King Charles became a granddad for the very first time in July 2013 when William and Kate welcomed their son George – and he has been a devoted grandparent ever since

It’s clear that King Charles takes great delight in being a grandfather. His joy when he is around his grandchildren is clear to see, and Prince William has previously described him as being “brilliant” in his role as ‘Grandpa Wales’.

Charles first became a grandad back in July 2013, when William and Kate welcomed their eldest child, Prince George. The pair have gone on to forge a sweet bond; just like Charles, George is growing up knowing he is destined to be King one day. And as such, Charles can relate to the pressures facing his young grandson.

Just recently, a video resurfaced on social media showing the monarch being asked about George’s first day at school. It was captured in 2017, shortly after the young Prince had been filmed arriving at Thomas’s Battersea.

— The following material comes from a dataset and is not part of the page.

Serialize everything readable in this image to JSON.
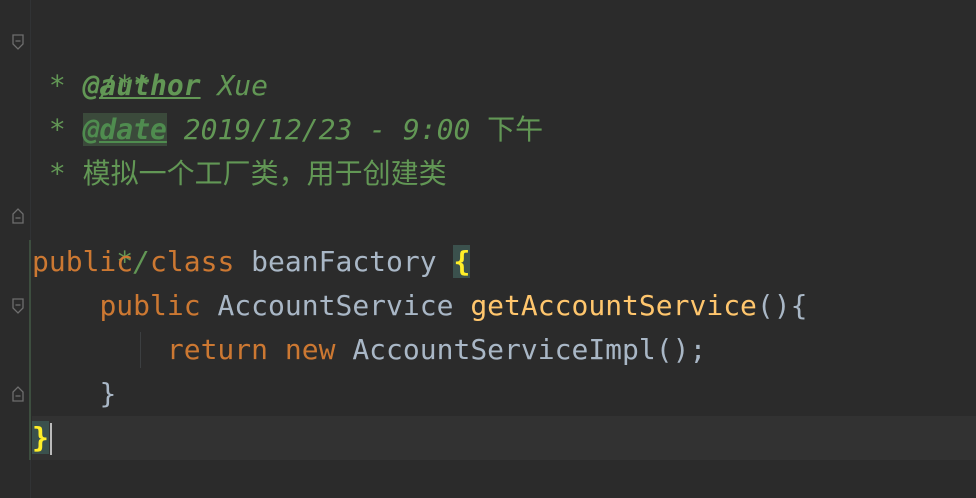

“Your grandson had his first day at school today, did you give him any advice?” a reporter asked the royal, to which he joked: “Of course not! He wouldn’t take it from me, I don’t think at that age.”

“I shall be interested to hear how he got on,” he continued. “At that age you don’t worry quite so much about going to school as you do when you get a bit older. It’s all business of meeting new people and wondering, you know.”

Charles was then told that little Prince George looked anxious as he approached the school gates of Thomas’s Battersea for the first time.

“Oh, poor old thing,” responded the doting granddad. “But it’s being left there to have to get on with it when the parents go away that’s always the problem. It’s good for you in the end I suppose. It’s character building.”

It’s no secret that King Charles had a terrible time at school; he famously referred to his time at Gordonstoun School as “a prison sentence” and “Colditz in kilts”.

He would regularly send letters home, documenting his misery. In one note penned in 1963, he wrote: “The people in my dormitory are foul. Goodness, they are horrid. I don’t know how anybody could be so foul.

“They throw slippers all night long or hit me with pillows or rush across the room and hit me as hard as they can, then beetle back again as fast as they can, waking up everyone else in the dormitory at the same time.”

In another, he wrote: “I hardly get any sleep in the House because I snore and I get hit on the head all the time. It’s absolute hell.”

King Charles left Gordonstoun in 1967 with five O-levels in English Language, English Literature, History, Latin and French and two A-levels in History and French.

The Queen and Prince Philip also sent Prince Andrew and Prince Edward to Gordonstoun, and Prince Philip had also studied there.

King Charles’ sister, Princess Anne, was not educated at Gordonstoun, which at that time was for boys only, but she later sent her two children, Zara and Peter to study at the school.